If these six measures sound familiar to you, it’s because they mirror actions the government has taken in our quest to be endemic. Specifically, on efficient testing, the government has taken steps to make testing for COVID-19 easier and, in some cases, free. 

“In fact, we want to strongly encourage everyone, whether you are vaccinated or not, to self-test regularly with antigen rapid test (ART) kits as a matter of social responsibility,” said Mr Lawrence Wong, a Co-chairman of Singapore’s Covid-19 task force. 

Households were also given six sets of Anti Gen Rapid Test Kits, a convenient and quick measure to give peace of mind to anyone worried about possible contact with a positive case. 

Good enough, for now

That’s not to say that there isn’t room for improvement vis-a-vis the government’s approach to endemicity. 

For one, it would greatly help keep some semblance of calm within the populace if the messaging through mainstream media was less scaremongering in nature. 

Headlines like “Singapore could see up to 2,000 new daily COVID cases in Oct if infection rate holds“, “Singapore’s new wave of Covid-19 infections ‘happening faster than expected’”, or  “Govt won’t rule out return to a circuit breaker or heightened alert if Covid-19 cases in ICUs rise sharply” does little to encourage Singaporeans to stay in line. It may, instead, cause undue panic and compel citizens to develop an unhealthy obsession with daily case numbers. 

The government’s approach to daily case numbers has changed over this year from being the arbiter of more drastic measures to simply being given less attention over hospitalisations rates and the numbers of patients in the ICU. Maybe it’s high time Singaporeans are encouraged to do the same. 

In the quest to be endemic, the government could also consider altogether scrapping the reporting of daily numbers and instead focus on more pertinent figures such as positivity rate, hospitalisations and capacity, the age groups of Covid-19 infections, or even the number of deaths. 

So, what now? 

If it’s not already apparent, the unexpected spike of cases over the past few weeks came as a rude shock to the members of the multi ministry task force. Yes, they were expecting a rise in infection number, but not at this unprecedented rate.

And while it’s true that the government’s endemicity plan is no longer a zero-cases target, having case numbers almost peaking at 1,000 and accepting it as par for the course, admittedly, feels entirely counter-intuitive. 

It takes a drastic shift in thinking to be at peace with case numbers peaking and eventually plateauing to consider the pandemic as being under control. But that is the prize the task force needs to train their eyes on—if any goalposts should never be shifted, this would be it. 

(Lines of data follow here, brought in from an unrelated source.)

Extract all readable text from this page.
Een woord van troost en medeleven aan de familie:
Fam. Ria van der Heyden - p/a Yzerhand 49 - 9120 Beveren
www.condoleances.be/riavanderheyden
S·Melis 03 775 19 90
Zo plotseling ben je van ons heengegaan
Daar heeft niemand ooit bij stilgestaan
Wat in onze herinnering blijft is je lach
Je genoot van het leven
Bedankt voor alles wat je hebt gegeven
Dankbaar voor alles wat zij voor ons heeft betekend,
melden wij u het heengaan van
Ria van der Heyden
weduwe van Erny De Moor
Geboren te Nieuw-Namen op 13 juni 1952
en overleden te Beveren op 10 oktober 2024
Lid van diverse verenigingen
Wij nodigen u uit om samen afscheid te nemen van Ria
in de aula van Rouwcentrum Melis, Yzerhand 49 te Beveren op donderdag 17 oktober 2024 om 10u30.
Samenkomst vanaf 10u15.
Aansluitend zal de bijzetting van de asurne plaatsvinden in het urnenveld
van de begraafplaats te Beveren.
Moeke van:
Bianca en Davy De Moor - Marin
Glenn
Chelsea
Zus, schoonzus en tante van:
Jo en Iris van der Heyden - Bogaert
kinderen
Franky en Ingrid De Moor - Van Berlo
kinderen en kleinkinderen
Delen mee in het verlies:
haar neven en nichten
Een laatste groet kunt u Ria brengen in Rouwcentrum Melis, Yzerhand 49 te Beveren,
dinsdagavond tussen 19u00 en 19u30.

Additionally, what’s more important now than absolute numbers is the load COVID-19 cases will bear on our healthcare system. Already, hospitals are being instructed to defer non-urgent clinical services in anticipation of increased demands for beds in the ICU as infected cases inch upwards. The lack of a cure for COVID-19 also means that each patient’s treatment is bespoke, putting considerable strain on precious medical resources. 

The hope is, of course, for that to not be an eventuality. But in case it does, we should be in a better place now than at the start of the pandemic to expect and accept that promises and assurances by the government are entirely contingent on circumstances beyond anyone’s control. If we haven’t, it’s perhaps high time we did.